Sunday, March 18, 2012

Project for a cloudy day

Plot of the regions of sky where my imaging system cannot go without a pier flip.
I sometimes find that my scope can't point at the planned target due to a conflict between the camera and the tripod. The solution is to do a 'pier flip' - i.e. to rotate in RA by 180 degrees. However, after a some time tracking I'll need to flip back because now the camera-tripod conflict arises anew. I'd like to try and map out the regions of sky which are problematic so that I can take them into account when planning. Hence, during this cloudy day I set up in the living room and started mapping out what my limitations are. First, I set the scope on the west side of the mount when pointing at the meridian (I call this my 'normal' configuration), put the RA setting circle at 18hrs. Next, I put the dec. at 0,10,20,30..90 deg and for each value noted down at what (if any) RA value there was a camera-tripod conflict. I then did the same thing with the scope on the east side of the mount (I call this my 'pier flip' configuration). Using a planetarium program (time set to June 24 at midnight  for which RA=18hrs passes the meridian) I then translated my RA, dec. limitation values into az, alt. values. The result is shown in the figure where zenith is in the middle and the horizon runs around the circumference with azimuth angles indicated. For each configuration I have a region where I can't point, shown in red and blue. Now, if only I could figure out a way to use this information in an easy manner to predict if and when pier flips will be required for a given object on a given date. Does anyone know of a good way to do this?

Saturday, March 10, 2012

Bubble in Hubble

Bubble nebula using the Hubble palette. Total exposure time is 33 hours.
Finally - I have managed to create an image which is somewhat of a finished product! Sometimes I nearly despair, feeling that I never reach this stage. Instead I fiddle around with calibration, stacking and analysis for weeks and weeks until I start diffusing into other projects, leaving much 'unfinished' work behind me. This morning I got the 'final' stacked, narrowband images of NGC7635 - the Bubble nebula - wrapped up and I vowed to attempt to make something pretty out of it by the end of the day. I chose to use the Hubble palette where SII, H-alpha, OIII are assigned to R,G,B respectively. I also have short exposure length RGB data, but have not yet processed this into something that could be used to create more natural looking stars.

The seeing in this image is ~3.2". It would have been nice to have 2" instead! I have not fallen for the temptation of sharpening and I don't think it would help much.

Earlier today I sent the narrowband images to my good friend, Henrik Bondo, who will attempt to process them into something that has more natural looking colors. So, for many reasons the image shown here is not the final one, after all.
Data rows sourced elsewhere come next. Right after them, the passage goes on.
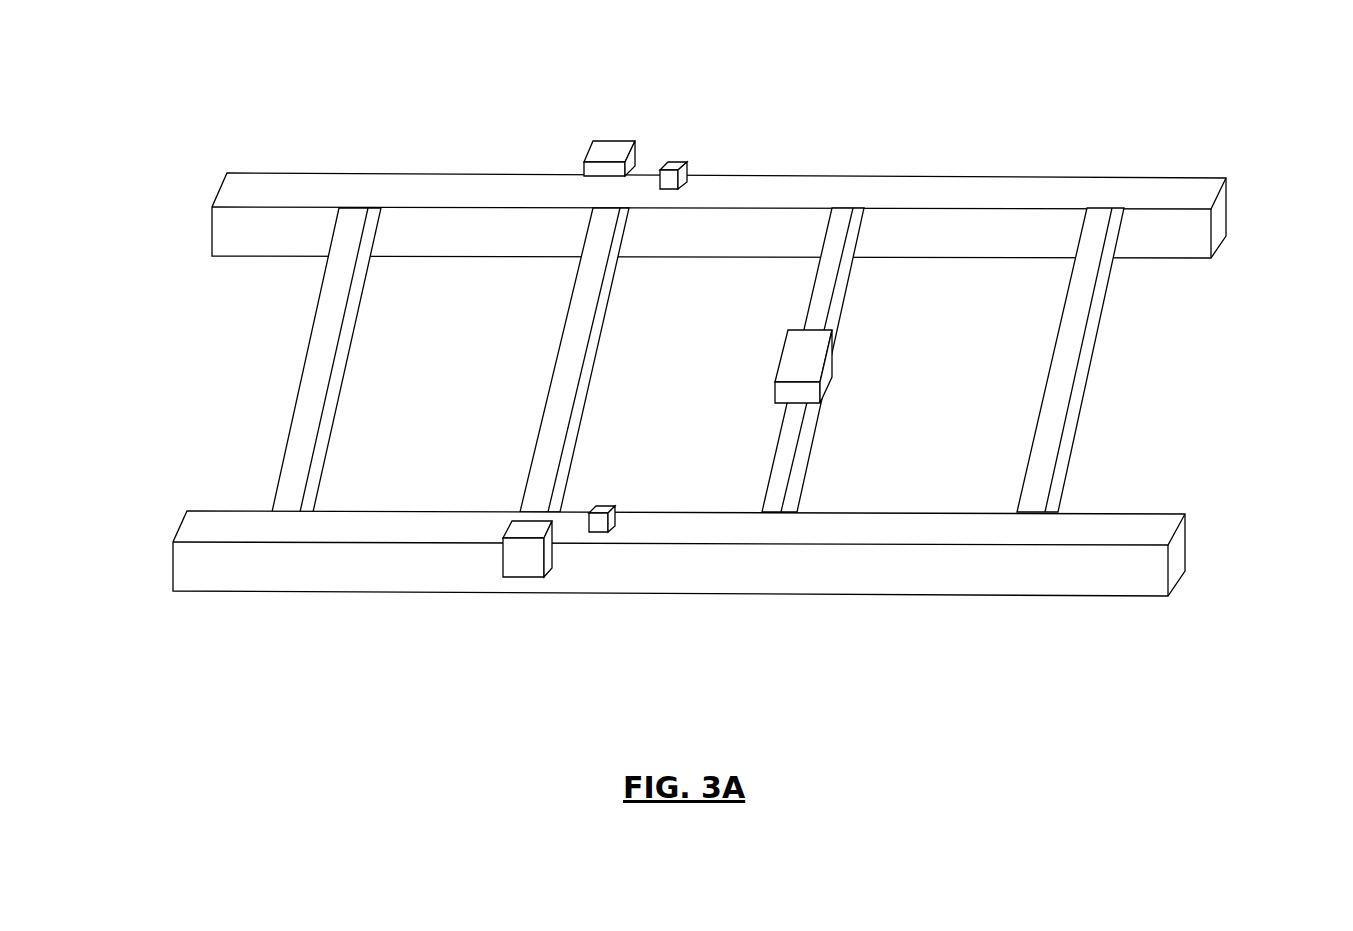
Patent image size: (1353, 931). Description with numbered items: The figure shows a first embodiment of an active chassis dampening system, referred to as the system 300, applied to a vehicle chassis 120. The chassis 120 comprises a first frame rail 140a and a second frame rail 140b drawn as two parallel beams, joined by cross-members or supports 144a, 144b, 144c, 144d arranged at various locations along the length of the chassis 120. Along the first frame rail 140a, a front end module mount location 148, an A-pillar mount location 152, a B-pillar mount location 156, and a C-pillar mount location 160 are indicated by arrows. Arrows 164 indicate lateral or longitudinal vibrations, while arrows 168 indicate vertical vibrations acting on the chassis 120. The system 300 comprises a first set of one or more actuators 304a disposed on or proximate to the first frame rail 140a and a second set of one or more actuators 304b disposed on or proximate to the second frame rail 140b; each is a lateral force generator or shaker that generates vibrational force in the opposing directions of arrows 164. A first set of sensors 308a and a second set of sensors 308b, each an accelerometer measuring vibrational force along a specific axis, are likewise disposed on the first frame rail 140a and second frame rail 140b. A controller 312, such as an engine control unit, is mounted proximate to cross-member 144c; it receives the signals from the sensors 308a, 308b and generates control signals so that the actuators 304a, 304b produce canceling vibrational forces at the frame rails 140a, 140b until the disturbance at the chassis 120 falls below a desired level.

The chassis 120 is at (204, 88).
The first embodiment of active chassis dampening system 300 is at (870, 86).
The first frame rail 140a is at (953, 512).
The second frame rail 140b is at (450, 176).
The cross-member 144a is at (306, 367).
The cross-member 144b is at (555, 367).
The cross-member 144c is at (810, 467).
The cross-member 144d is at (1050, 370).
The front end module mount location 148 is at (227, 604).
The A-pillar mount location 152 is at (423, 605).
The B-pillar mount location 156 is at (668, 606).
The C-pillar mount location 160 is at (916, 606).
The lateral or longitudinal vibration arrows 164 is at (1316, 559).
The vertical vibration arrows 168 is at (128, 516).
The first set of actuators 304a is at (526, 577).
The second set of actuators 304b is at (585, 150).
The first set of sensors 308a is at (606, 506).
The second set of sensors 308b is at (672, 162).
The controller 312 is at (775, 362).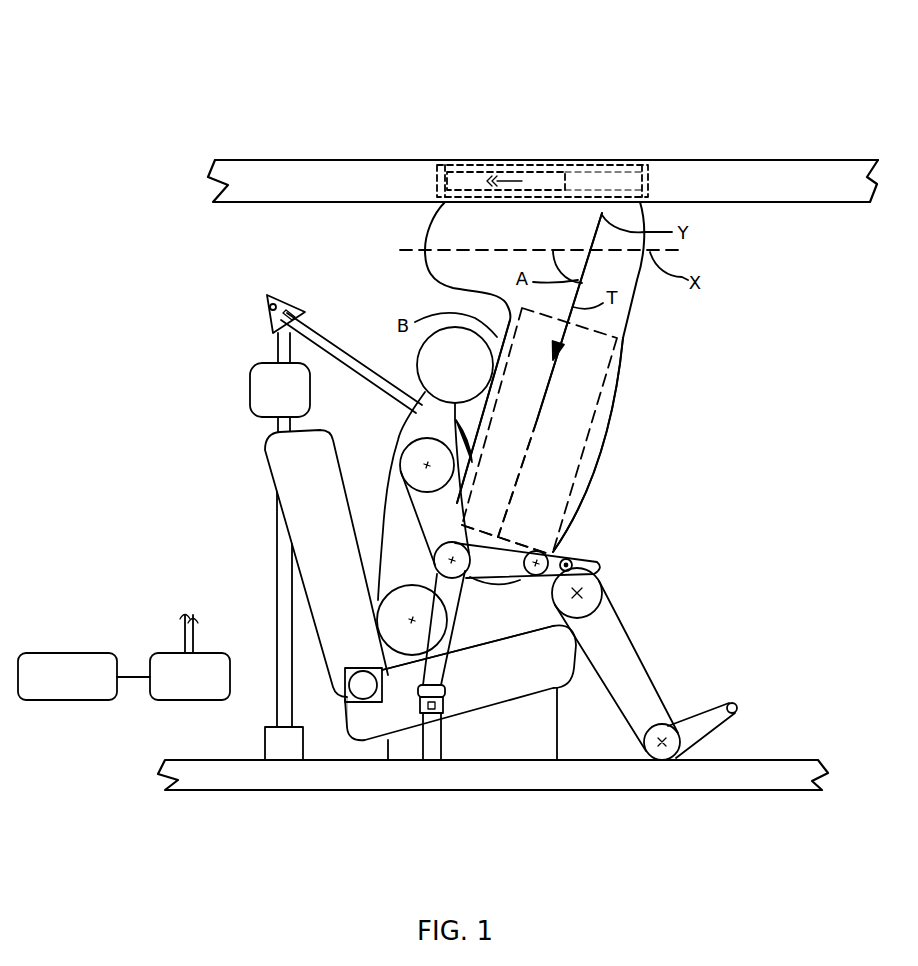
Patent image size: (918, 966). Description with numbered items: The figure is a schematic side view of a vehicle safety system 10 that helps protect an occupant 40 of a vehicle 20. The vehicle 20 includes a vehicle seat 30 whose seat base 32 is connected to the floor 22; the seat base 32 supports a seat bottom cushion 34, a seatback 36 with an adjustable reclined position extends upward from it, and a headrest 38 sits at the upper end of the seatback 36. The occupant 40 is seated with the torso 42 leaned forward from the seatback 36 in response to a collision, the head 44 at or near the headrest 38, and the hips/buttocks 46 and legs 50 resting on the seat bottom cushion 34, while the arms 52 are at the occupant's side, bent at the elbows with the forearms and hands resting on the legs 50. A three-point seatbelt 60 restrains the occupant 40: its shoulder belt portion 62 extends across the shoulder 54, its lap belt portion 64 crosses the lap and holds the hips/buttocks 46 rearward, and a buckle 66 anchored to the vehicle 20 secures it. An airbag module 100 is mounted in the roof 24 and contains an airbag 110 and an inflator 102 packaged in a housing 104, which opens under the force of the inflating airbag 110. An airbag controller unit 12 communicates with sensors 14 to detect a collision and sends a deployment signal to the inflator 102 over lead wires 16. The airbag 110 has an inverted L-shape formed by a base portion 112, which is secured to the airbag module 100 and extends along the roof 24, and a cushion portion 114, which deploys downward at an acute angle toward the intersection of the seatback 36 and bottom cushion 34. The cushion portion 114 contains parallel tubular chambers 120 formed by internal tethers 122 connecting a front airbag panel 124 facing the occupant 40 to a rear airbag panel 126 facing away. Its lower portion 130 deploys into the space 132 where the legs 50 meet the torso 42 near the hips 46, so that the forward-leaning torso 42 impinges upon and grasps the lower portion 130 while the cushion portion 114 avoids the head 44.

The vehicle safety system 10 is at (157, 200).
The airbag controller unit 12 is at (173, 653).
The sensors 14 is at (70, 653).
The lead wires 16 is at (367, 178).
The vehicle 20 is at (246, 126).
The floor 22 is at (144, 273).
The roof 24 is at (787, 182).
The vehicle seat 30 is at (290, 678).
The seat base 32 is at (508, 738).
The seat bottom cushion 34 is at (467, 700).
The seatback 36 is at (327, 567).
The headrest 38 is at (258, 396).
The occupant 40 is at (514, 543).
The torso 42 is at (398, 492).
The head 44 is at (463, 362).
The hips/buttocks 46 is at (370, 623).
The legs 50 is at (483, 627).
The arms 52 is at (442, 513).
The shoulder 54 is at (408, 422).
The seatbelt 60 is at (392, 387).
The shoulder belt portion 62 is at (337, 350).
The lap belt portion 64 is at (453, 610).
The buckle 66 is at (450, 687).
The airbag module 100 is at (534, 107).
The inflator 102 is at (530, 163).
The housing 104 is at (642, 160).
The airbag 110 is at (545, 336).
The base portion 112 is at (498, 232).
The cushion portion 114 is at (557, 425).
The tubular chambers 120 is at (540, 487).
The internal tethers 122 is at (613, 380).
The front airbag panel 124 is at (493, 329).
The rear airbag panel 126 is at (610, 408).
The lower portion 130 is at (522, 551).
The space 132 is at (484, 515).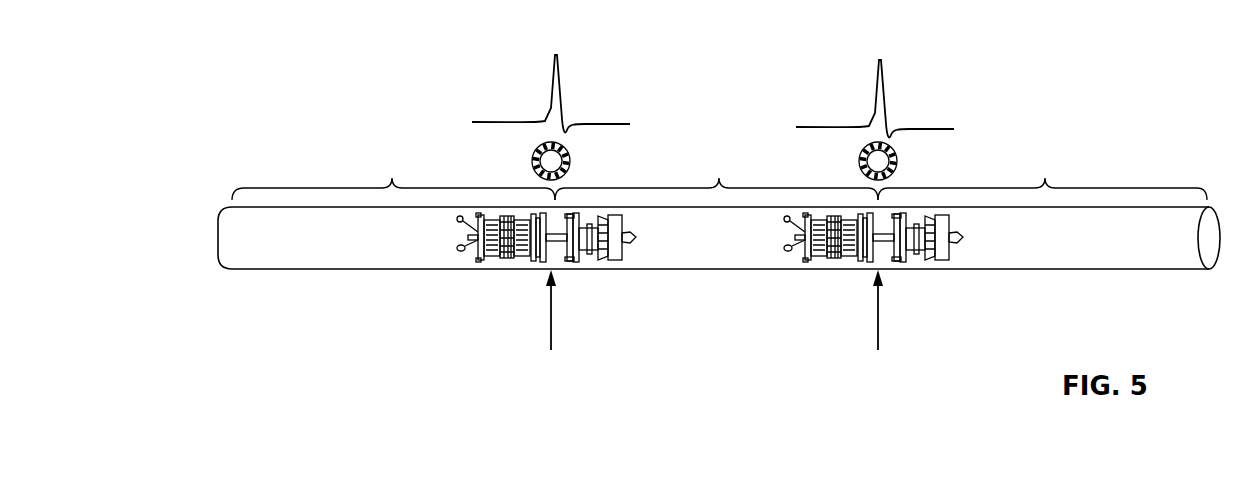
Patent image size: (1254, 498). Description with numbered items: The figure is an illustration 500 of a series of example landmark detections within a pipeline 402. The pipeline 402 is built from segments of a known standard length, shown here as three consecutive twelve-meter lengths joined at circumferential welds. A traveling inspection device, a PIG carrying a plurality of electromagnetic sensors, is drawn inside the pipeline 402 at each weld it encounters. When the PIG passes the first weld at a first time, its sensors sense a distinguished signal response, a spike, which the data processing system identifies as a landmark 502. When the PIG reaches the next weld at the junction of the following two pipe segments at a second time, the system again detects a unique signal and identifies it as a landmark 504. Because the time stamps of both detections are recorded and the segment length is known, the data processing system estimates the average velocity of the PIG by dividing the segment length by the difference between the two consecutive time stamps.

The illustration 500 is at (320, 49).
The pipeline 402 is at (285, 272).
The landmark 502 is at (552, 84).
The landmark 504 is at (877, 94).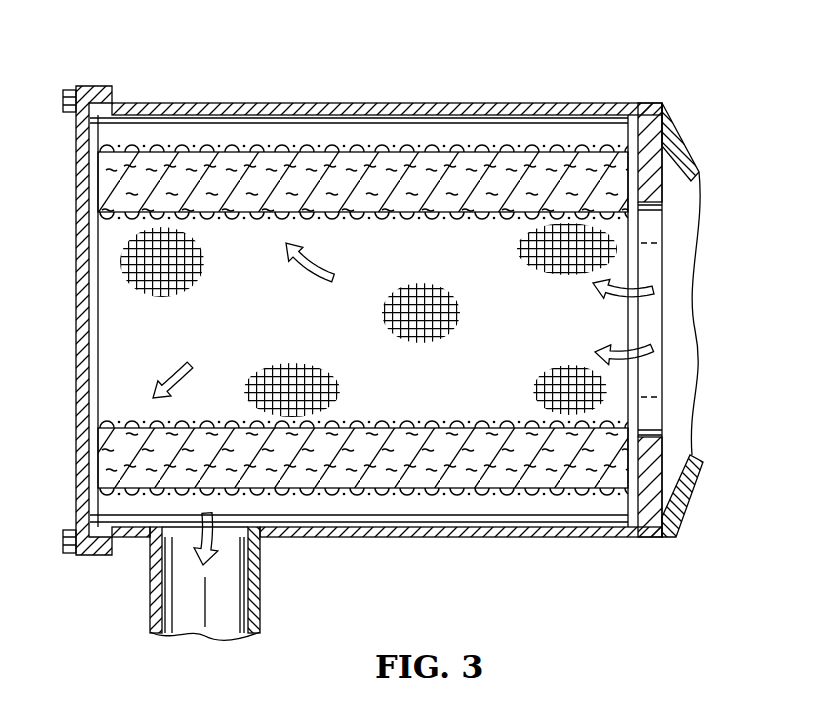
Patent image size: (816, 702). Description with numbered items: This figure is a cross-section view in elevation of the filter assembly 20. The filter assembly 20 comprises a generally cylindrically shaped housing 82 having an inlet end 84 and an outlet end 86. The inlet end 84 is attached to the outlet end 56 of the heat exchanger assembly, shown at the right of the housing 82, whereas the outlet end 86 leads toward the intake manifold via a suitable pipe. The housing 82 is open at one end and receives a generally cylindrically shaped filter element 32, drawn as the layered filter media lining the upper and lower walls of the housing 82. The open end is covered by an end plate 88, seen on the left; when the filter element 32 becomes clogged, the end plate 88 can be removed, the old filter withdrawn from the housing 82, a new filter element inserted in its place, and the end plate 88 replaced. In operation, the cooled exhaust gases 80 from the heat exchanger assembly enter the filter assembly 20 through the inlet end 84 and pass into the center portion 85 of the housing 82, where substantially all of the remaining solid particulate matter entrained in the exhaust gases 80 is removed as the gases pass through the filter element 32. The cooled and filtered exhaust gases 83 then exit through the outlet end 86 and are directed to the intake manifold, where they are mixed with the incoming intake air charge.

We can keep on working on our projects forever - and that's OK!

Full resolution JPG: click here
Some processing details: click here

Saturday, March 3, 2012

High thin clouds on and off

Had the AT8RC setup out again last night. Prospects were not very good due to forecasted high, thin clouds and haze. In addition there was a 60% full moon in the sky. Before midnight I did IC417 in OIII light. Inspecting the calibrated images showed that the nebulosity was completely washed out. Sky flux this time was 60% higher than last time I shot IC417 in a moonless and less hazy sky.

After midnight the target was M100 in green light - haze seemed to be less severe then. Comparing to red light data from a few weeks ago with no moon and less haze suggested the images to be of reasonable quality, but not as good. The background ADU was around 2000, compared to ~1000 earlier. I'll do a critical comparison with future M100 green images to find out if last nights run is useful at all - I am not too optimistic!